Entre la sortie du garde et son retour, le Chœur chante et danse deux ensembles composés d’une strophe (il va d’un côté) et d’une antistrophe (puis de l’autre) sur le thème des limites de la puissance de l’homme [« Il existe beaucoup de choses étonnantes* mais rien n’est plus étonnant que l’être humain. » (332)] : s’il est capable de traverser la mer, de « fatiguer Gaia » par la charrue, de capturer les oiseaux, les bêtes de terre et de mer, de dompter le cheval et le taureau, s’il sait se protéger du froid et de la pluie, il ne peut échapper à Hadès (la divinité de l’en-dessous = la mort), et la science qu’il a acquise le conduit à « aller tantôt vers le mal tantôt vers le bien. » (334 > 366)
* L’adjectif deinos (du verbe deidein = craindre) signifie : qui inspire la crainte, l’étonnement, terrible, effrayant (> dinosaure : lézard effrayant), extraordinaire, étrange. P. Mazon traduit en ajoutant une connotation (chrétienne ?) inadéquate – « Il est bien des merveilles en ce monde, il n’en est pas de plus grande que l’homme » – puisque le Chœur insiste sur l’impuissance de l’homme face à la mort et sur ses errements, notamment quand il est un homme politique : « Mêlant les lois de la terre et la justice des dieux auxquels il a prêté serment, il occupe le plus haut rang dans la cité ; en est exclu celui avec lequel est le « non-beau »*, pour le plaisir de l’audace ; pour moi, qu’il ne s’asseye pas au même foyer et qu’il n’ait pas des sentiments partagés [qu’il ne soit pas mon ami ] celui qui agit ainsi. » (367 > 375)
*P. Mazon traduit « celui qui laisse le crime le contaminer » alors que Sophocle vise plutôt une manière d’être : l’expression qui associe kalos (beau) et agathos (bon) pour une harmonie du corps et de l’esprit n’a pas d’équivalent chez nous.
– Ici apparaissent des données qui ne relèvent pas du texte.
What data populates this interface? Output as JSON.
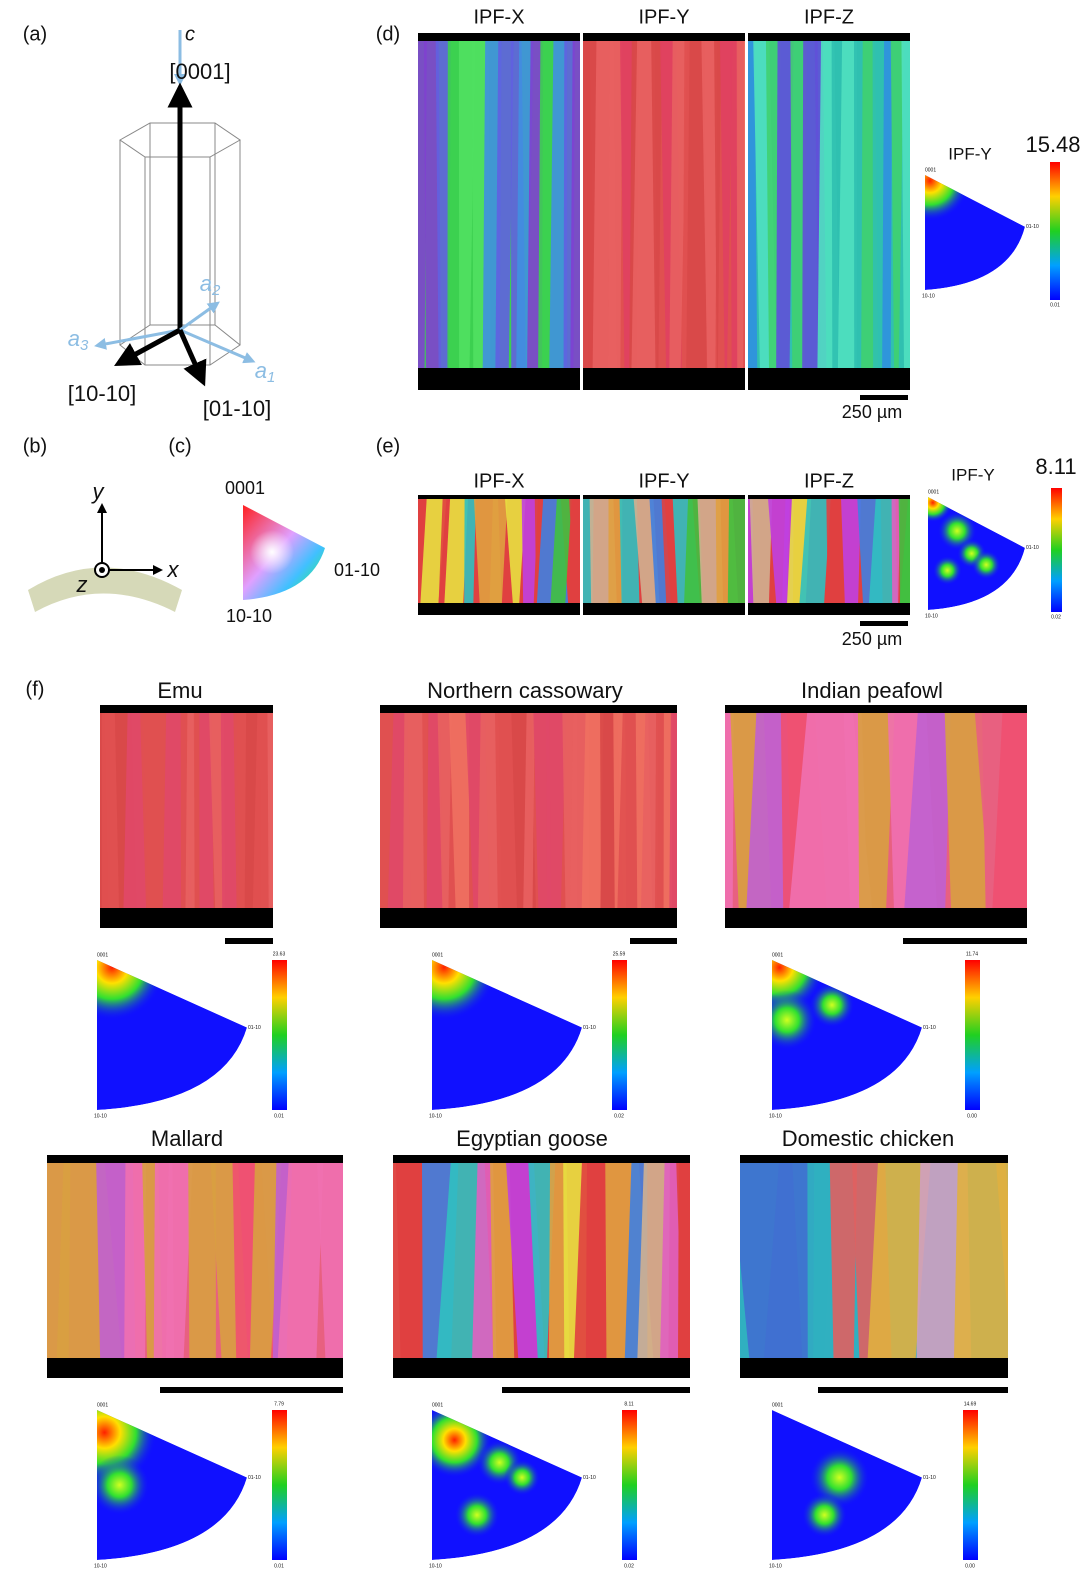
{
  "panel_labels": {
    "a": "(a)",
    "b": "(b)",
    "c": "(c)",
    "d": "(d)",
    "e": "(e)",
    "f": "(f)"
  },
  "a": {
    "c_axis_label": "c",
    "c_direction": "[0001]",
    "a_axes": [
      {
        "letter": "a",
        "sub": "2"
      },
      {
        "letter": "a",
        "sub": "3"
      },
      {
        "letter": "a",
        "sub": "1"
      }
    ],
    "directions": [
      "[10-10]",
      "[01-10]"
    ]
  },
  "b": {
    "y": "y",
    "x": "x",
    "z": "z"
  },
  "c": {
    "corners": [
      "0001",
      "01-10",
      "10-10"
    ]
  },
  "pole_labels": [
    "0001",
    "01-10",
    "10-10"
  ],
  "d": {
    "maps": [
      "IPF-X",
      "IPF-Y",
      "IPF-Z"
    ],
    "scale_bar": "250 µm",
    "pole_figure": {
      "title": "IPF-Y",
      "max": "15.48",
      "min": "0.01"
    }
  },
  "e": {
    "maps": [
      "IPF-X",
      "IPF-Y",
      "IPF-Z"
    ],
    "scale_bar": "250 µm",
    "pole_figure": {
      "title": "IPF-Y",
      "max": "8.11",
      "min": "0.02"
    }
  },
  "f": {
    "specimens": [
      {
        "name": "Emu",
        "max": "23.63",
        "min": "0.01"
      },
      {
        "name": "Northern cassowary",
        "max": "25.59",
        "min": "0.02"
      },
      {
        "name": "Indian peafowl",
        "max": "11.74",
        "min": "0.00"
      },
      {
        "name": "Mallard",
        "max": "7.79",
        "min": "0.01"
      },
      {
        "name": "Egyptian goose",
        "max": "8.11",
        "min": "0.02"
      },
      {
        "name": "Domestic chicken",
        "max": "14.69",
        "min": "0.00"
      }
    ]
  }
}
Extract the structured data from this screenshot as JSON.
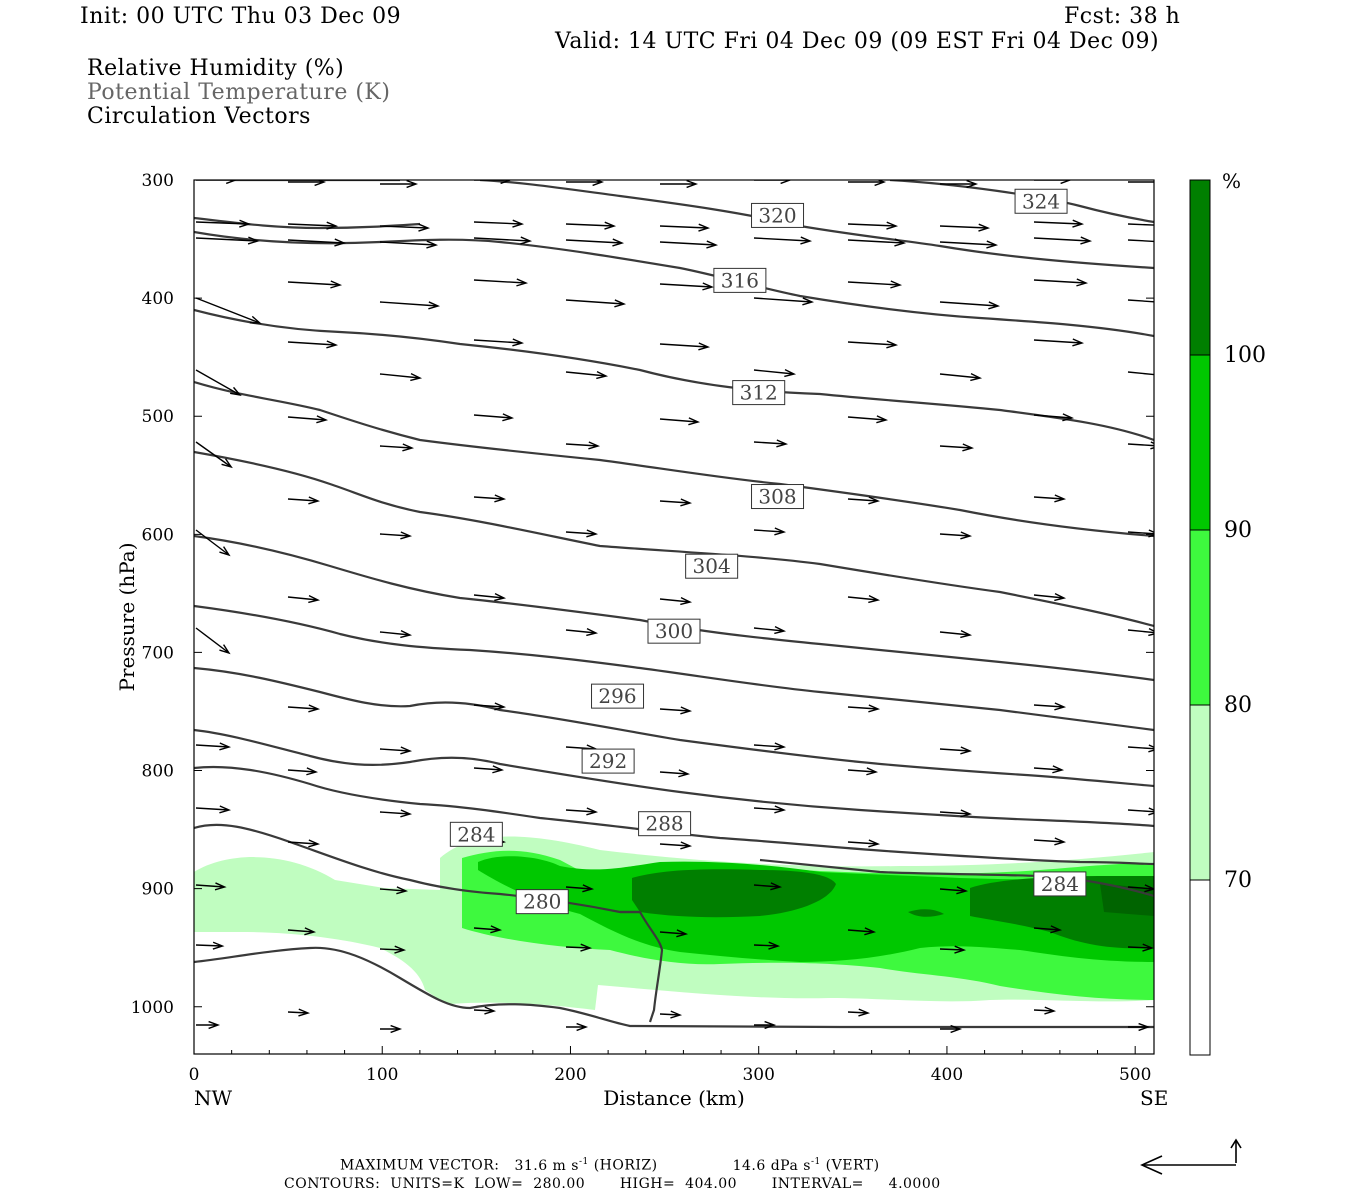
{
  "header": {
    "init": "Init: 00 UTC Thu 03 Dec 09",
    "fcst": "Fcst:   38 h",
    "valid": "Valid: 14 UTC Fri 04 Dec 09 (09 EST Fri 04 Dec 09)"
  },
  "legend": {
    "line1": "Relative Humidity (%)",
    "line2": "Potential Temperature (K)",
    "line3": "Circulation Vectors"
  },
  "footer": {
    "max_vector_label": "MAXIMUM VECTOR:",
    "horiz_value": "31.6 m s",
    "horiz_suffix": " (HORIZ)",
    "vert_value": "14.6 dPa s",
    "vert_suffix": " (VERT)",
    "exp": "-1",
    "contours": "CONTOURS:  UNITS=K  LOW=  280.00       HIGH=  404.00       INTERVAL=     4.0000"
  },
  "colors": {
    "rh70": "#c0fdc0",
    "rh80": "#3ef93e",
    "rh90": "#00c800",
    "rh100": "#007f00",
    "contour": "#3a3a3a"
  },
  "chart_data": {
    "type": "cross-section",
    "xlabel": "Distance (km)",
    "ylabel": "Pressure (hPa)",
    "xlim": [
      0,
      510
    ],
    "ylim": [
      1040,
      300
    ],
    "x_ticks": [
      "0",
      "100",
      "200",
      "300",
      "400",
      "500"
    ],
    "y_ticks": [
      "300",
      "400",
      "500",
      "600",
      "700",
      "800",
      "900",
      "1000"
    ],
    "left_end_label": "NW",
    "right_end_label": "SE",
    "colorbar": {
      "unit": "%",
      "levels": [
        "70",
        "80",
        "90",
        "100"
      ]
    },
    "theta_contour_labels": [
      {
        "value": "324",
        "x": 450,
        "p": 318
      },
      {
        "value": "320",
        "x": 310,
        "p": 330
      },
      {
        "value": "316",
        "x": 290,
        "p": 385
      },
      {
        "value": "312",
        "x": 300,
        "p": 480
      },
      {
        "value": "308",
        "x": 310,
        "p": 568
      },
      {
        "value": "304",
        "x": 275,
        "p": 627
      },
      {
        "value": "300",
        "x": 255,
        "p": 682
      },
      {
        "value": "296",
        "x": 225,
        "p": 737
      },
      {
        "value": "292",
        "x": 220,
        "p": 792
      },
      {
        "value": "288",
        "x": 250,
        "p": 845
      },
      {
        "value": "284",
        "x": 150,
        "p": 854
      },
      {
        "value": "284",
        "x": 460,
        "p": 896
      },
      {
        "value": "280",
        "x": 185,
        "p": 911
      }
    ]
  }
}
Kalos, ici au neutre, construit avec l’article et la négation intercalée (to mè kalov), ne peut pas être traduit autrement que de manière littérale (« le non-beau »), sauf à perdre la signification qu’il a pour les Grecs. L’idée est que « le plaisir de l’audace » (dans le sens d’impudence) est antinomique de kalos qui renvoie à une éthique.
Le sens du message envoyé est apparemment clair : en refusant à Polynice l’entrée chez Hadès, donc en séparant la loi terrestre de la justice divine qui ne peut pas être rendue à l’âme du mort puisqu’il n’a pas eu accès au monde de l’en-dessous, Créon – avec qui est le « to mè kalon » – est exclu de la cité.
Seulement, les spectateurs n’ont pas oublié que ceux qui envoient ce message (le Chœur et le Coryphée) n’ont pas fait preuve de la même clarté quand ils étaient en face de Créon… qui n’est pas là et qu’ils ne nomment pas dans une phrase qui pourrait avoir la résonance d’une vérité générale : « celui avec qui…» est un pronom relatif indéfini et il peut donc désigner n’importe qui. J’ajoute que la négation mè a une valeur subjective.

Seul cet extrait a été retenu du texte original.